Decriminalization of minor offences is one of the thrust areas of the Government. Decriminalization is also considered to be a significant step in the Government of India’s objective of achieving ‘SabkaSaath, SabkaVikas and SabkaVishwas’.

Reasons for Decriminalising the Dishonour of Cheques

In Meters and Instruments Private Limited and Another vs. Kanchan Mehta, the Court has observed the nature of offence under Section 138 which  primarily relates to a civil wrong, and that while criminalising of dishonour of cheques cases has taken place in the year 1988 taking into account the magnitude of economic transactions today.Decriminalisation of dishonour  of cheque charges of a small amount may also be considered, leaving it to be dealt with under civil jurisdiction.

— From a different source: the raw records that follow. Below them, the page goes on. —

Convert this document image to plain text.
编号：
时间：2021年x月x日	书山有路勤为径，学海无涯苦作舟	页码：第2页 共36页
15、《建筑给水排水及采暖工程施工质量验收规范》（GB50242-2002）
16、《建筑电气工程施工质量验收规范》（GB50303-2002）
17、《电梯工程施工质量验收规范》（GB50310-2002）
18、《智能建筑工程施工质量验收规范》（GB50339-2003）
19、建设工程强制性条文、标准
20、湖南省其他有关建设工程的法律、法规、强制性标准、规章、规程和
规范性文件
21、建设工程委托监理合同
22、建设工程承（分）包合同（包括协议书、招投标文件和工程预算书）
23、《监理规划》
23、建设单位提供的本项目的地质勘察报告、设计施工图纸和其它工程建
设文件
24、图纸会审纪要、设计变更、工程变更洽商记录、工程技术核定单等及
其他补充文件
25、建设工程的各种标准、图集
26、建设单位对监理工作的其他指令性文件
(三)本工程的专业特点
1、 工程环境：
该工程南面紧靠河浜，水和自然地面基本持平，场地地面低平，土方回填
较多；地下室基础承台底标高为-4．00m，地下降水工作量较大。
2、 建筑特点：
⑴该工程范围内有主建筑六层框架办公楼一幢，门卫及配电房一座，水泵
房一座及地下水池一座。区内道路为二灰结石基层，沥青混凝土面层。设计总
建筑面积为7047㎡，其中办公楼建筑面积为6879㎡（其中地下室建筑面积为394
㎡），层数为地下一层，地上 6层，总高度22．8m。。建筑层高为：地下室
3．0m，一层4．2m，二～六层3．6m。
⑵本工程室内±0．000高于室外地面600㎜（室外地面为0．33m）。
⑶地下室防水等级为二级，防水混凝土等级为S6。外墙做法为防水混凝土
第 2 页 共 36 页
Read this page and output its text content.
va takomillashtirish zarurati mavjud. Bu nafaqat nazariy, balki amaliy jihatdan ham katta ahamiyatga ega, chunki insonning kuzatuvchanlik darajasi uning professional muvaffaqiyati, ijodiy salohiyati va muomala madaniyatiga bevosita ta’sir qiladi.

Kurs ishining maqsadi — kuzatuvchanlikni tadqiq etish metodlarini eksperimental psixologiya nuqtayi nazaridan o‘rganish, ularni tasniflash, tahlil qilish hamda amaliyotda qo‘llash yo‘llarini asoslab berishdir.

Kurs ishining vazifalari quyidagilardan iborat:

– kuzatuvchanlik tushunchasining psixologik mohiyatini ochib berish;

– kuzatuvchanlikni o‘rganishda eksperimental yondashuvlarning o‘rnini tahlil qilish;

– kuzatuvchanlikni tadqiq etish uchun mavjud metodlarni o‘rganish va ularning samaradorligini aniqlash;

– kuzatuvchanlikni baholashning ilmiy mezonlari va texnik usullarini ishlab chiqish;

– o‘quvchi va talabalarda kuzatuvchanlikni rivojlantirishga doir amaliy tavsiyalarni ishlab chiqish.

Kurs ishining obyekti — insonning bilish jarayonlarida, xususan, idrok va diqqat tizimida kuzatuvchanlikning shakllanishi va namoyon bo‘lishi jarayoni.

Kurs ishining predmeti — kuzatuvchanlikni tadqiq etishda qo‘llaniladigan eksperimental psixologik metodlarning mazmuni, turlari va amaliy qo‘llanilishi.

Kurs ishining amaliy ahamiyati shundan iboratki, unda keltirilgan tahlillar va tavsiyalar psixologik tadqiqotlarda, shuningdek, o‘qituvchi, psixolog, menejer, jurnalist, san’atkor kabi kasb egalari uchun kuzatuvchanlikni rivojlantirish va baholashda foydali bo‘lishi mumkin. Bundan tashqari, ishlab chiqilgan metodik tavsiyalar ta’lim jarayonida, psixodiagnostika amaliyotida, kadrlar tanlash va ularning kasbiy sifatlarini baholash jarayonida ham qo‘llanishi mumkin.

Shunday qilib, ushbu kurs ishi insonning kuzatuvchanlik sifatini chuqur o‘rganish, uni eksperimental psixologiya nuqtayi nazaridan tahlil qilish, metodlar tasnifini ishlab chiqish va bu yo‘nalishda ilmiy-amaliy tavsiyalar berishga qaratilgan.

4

1.Currently, the drawer of the negotiable instrument like cheque still has a fear of facing criminal punishment apart from the penalty of repayment of twice the amount. The proposed change in law will remove such fear. The instrument of cheque will lose its good faith and trust in the market, thereby lowering the number of transactions through cheques.

2. To find a balance so that malafide intent is punished while other less serious offences are compounded.

3. Actions taken for decriminalization of minor offences are expected to go a long way in improving ease of doing business and helping unclog the court system and prisons.

4.Criminalizing procedural lapses and minor non-compliances increases burden on businesses and it is essential that one should re-look at provisions which are merely procedural in nature and which do  not impact national security or public interest at large.

5.Another cheque dishonour charge includes the offence under Section 138, from the criminality point of view, which has been a petty offence due to its nature. Any such criminal complaint, if the aggrieved person requires, can be filed under Section 420 (Cheating) of the Indian Penal Code, 1860.

6.The number of cases that are pending in several courts in India under Section 138 has seriously cast a shadow on the credibility of our trade, commerce and business. Due to the huge backlog of cheque bouncing cases, the trial of other important and rather more serious cases are sidelined, resulting in the litigants and the public losing faith in the judicial system.
Further, its criminality has also been substantially decreased by inserting Section 147 in the Negotiable Instruments Act in 2002, making the offence punishable under Section 138 of the Act compoundable, which means that the parties on reaching a settlement can mutual agree and drop the cheque dishonour charges against the accused.

7. Decriminalising of section 138 NI Act will not only remove the assurance/ deterrent effect given at present but also effect the reliance placed on banking services creating doubt on the creditability of the negotiable instrument, thereby causing a shift towards cash transaction, which in turn would take us a step back from our Prime Minister’s vision of cashless economy.In another cheque dishonour case, the Supreme Court, recently, vide order dated 05.03.2020, in Makwana Mangaldas Tulsidas v. State of Gujarat & Ors opined on decriminalization of dishonour of cheques of smaller amounts and suggested various ways to deal with the over flooded situation of cheque dishonour cases pending for adjudication across the country.